Alvardes gives Quint very particular features that tell us of another community beyond the war, struggling not to be changed by it. Quint wears “an English suit”—his style of dress with silk socks and patent leather shoes might be se
en to be that of a quintessential English gentleman in Saville Row tailoring. But this is not simply a question of personal style. By 1916 it was no longer acceptable in war-wracked Germany to demonstrate an affinity with anything English so Quint’s personal obstinacy is notable. Links between the British, German and Austrian medical professions at all levels were very strong. The generation of surgeons and clinicians who had graduated in the first decade of the twentieth century sought out fellowships in each other’s countries, spending a year in London or Vienna or Berlin as surgical or clinical residents. They spoke each other’s languages (something that would come in particularly useful when dealing with each other’s prisoners of war on the front). They read and wrote for each other’s journals. These connections were strongly maintained right up until the last weeks of peace in 1914 (they even went to each other’s conferences in the early months of the summer). Perhaps Quint’s insistence on his English tailoring is his attempt to signal that there is still life in the pan-European medical community above and beyond the war.
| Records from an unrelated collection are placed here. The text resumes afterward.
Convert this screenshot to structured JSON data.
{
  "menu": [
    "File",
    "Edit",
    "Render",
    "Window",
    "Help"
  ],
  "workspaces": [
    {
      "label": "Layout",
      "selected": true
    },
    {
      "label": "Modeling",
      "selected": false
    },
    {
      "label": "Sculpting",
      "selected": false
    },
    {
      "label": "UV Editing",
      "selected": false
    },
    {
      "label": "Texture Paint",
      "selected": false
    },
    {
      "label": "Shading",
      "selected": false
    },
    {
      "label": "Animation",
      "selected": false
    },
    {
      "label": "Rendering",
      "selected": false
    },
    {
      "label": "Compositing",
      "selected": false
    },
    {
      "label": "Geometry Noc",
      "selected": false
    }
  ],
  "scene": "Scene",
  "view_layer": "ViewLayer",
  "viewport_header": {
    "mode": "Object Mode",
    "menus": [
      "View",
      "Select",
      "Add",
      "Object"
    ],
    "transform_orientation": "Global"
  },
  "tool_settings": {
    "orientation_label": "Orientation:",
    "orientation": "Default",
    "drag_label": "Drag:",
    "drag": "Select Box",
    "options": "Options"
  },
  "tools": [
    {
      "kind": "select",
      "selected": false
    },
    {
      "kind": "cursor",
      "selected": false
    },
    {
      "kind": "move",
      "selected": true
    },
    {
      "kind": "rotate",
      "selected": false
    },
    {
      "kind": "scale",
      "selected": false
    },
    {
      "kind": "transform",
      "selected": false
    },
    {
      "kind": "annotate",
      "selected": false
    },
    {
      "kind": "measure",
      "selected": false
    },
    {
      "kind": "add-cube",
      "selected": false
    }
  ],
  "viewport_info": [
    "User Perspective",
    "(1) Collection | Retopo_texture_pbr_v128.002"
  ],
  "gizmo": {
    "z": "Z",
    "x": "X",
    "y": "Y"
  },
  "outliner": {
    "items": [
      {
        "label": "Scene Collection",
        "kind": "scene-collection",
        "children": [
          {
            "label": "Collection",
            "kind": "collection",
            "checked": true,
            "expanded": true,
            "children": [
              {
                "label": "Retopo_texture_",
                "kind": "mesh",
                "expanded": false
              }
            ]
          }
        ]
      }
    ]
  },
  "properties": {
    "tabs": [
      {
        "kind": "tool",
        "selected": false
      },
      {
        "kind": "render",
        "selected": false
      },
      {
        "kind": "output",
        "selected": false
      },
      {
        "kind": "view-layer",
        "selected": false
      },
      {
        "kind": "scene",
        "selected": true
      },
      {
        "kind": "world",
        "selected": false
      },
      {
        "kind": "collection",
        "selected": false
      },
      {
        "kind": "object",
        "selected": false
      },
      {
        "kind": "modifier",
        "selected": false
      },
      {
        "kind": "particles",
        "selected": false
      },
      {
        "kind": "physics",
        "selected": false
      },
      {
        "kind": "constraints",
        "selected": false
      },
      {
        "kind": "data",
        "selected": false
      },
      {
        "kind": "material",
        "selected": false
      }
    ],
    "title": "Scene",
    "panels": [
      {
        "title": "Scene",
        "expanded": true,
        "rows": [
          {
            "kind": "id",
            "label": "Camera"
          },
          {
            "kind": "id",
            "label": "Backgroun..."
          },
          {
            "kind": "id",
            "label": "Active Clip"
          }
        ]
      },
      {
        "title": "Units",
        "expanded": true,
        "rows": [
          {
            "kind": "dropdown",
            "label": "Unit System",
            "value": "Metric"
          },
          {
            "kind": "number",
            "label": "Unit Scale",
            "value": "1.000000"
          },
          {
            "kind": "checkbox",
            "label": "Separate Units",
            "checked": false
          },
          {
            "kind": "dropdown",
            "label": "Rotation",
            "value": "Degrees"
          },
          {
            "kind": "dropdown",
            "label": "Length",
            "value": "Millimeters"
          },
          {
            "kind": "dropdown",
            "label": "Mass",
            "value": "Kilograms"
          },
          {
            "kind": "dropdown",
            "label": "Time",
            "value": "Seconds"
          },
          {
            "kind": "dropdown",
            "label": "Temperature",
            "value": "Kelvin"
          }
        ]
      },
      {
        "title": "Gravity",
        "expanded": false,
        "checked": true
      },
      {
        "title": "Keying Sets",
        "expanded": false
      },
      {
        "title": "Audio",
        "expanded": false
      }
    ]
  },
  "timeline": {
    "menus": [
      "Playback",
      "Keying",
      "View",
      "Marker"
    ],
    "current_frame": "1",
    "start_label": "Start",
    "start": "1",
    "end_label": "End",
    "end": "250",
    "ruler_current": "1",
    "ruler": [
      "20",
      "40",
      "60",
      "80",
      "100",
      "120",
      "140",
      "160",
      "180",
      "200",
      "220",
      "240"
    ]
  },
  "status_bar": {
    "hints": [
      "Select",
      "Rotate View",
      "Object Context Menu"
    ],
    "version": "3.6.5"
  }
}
There are other details in the novel that speak to the commonality of the experience of war and wounding across nations. We learn from Pointner’s treatment after he is wounded that German casualties were welcomed and “beflowered” by the civilian population. Dusseldorf Station, one of the primary processing points for German casualties, was decorated throughout with arrangements of flowers, kept watered and replaced when necessary by volunteers, just as they were in Charing Cross Station in London or Birmingham New Street. In the streets outside the stations, flowers were strewn in the paths of ambulances driving out to the hospitals, or handed in to the patients themselves through the windows. The medical staff who accompanied their patients found this behaviour inconvenient (cigarettes were much more welcome) but some patients had a few brief moments of enjoyment as the flowers were handed to them and patriotic songs rang out as they finally found themselves at home.